Poor water and sanitation threaten two of the major resources in Iraq. Agriculture and fishing are main sources of income and sustenance for thousands of Iraqis in the rural districts and marshes.
Only half of the country's sewage treatment plants are operational. In Baghdad, the sewage treatment installations can't cope with an increased flow caused by population expansion. As a result, nearly 500,000 tons of raw or partially treated sewage are discharged daily into the rivers. This has resulted in a dramatic increase in water-borne diseases, such as cholera, typhoid, amoebic dysentery and diarrhea. Some areas use open sewer systems that overflow during the rainy season and cause a serious public health hazard.

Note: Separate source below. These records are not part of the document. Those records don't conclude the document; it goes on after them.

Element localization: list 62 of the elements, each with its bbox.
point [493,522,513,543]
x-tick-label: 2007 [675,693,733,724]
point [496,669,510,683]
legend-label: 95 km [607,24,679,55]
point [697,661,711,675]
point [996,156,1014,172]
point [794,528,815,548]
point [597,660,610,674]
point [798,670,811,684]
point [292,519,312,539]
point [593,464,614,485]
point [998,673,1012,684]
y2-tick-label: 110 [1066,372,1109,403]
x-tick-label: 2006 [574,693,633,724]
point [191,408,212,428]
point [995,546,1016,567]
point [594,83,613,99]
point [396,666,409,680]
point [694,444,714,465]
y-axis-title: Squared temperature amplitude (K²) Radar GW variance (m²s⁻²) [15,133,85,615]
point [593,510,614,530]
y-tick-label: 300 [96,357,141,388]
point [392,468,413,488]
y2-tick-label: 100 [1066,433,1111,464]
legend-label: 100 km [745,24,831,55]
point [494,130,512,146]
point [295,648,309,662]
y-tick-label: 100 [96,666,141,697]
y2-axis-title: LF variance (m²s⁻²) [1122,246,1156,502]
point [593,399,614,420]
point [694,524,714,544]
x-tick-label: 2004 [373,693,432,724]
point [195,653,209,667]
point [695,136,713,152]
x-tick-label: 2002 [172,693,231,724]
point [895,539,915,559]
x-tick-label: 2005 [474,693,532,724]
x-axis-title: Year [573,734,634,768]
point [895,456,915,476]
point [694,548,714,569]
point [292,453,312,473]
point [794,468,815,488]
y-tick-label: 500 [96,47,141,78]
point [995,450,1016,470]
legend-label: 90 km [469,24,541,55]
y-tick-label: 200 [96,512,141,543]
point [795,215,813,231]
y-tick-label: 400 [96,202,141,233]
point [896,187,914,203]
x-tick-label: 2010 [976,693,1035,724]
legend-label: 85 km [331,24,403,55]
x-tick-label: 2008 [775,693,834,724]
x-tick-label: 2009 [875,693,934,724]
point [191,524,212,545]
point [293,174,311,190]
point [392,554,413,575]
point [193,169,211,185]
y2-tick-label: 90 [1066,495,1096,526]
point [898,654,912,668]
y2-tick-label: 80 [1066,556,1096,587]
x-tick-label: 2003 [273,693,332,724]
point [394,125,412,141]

Stephens said that while the water system improvements are critical to public health, she also gets a great deal of personal satisfaction from performing her job.
"At a ground-breaking (ceremony) I attended the other day, I had a man come up to me and ask me if it was true we are going to install underground sewer lines in his neighborhood to replace the open slit trench sewer that is currently in this area," Stephens said. "To see his disbelief that it could really be true, and his reaction and hope that it might happen, was incredible.
"It's people like him, and all the little kids who bombard you with questions about your age, name, if I'm married, do I have a kid, etc.," she continued, "that make all the hard work and effort everyone is putting into the programs over here worth it."
(Pat Jones is assigned to the U.S. Army Corps of Engineers, Gulf Region Division.)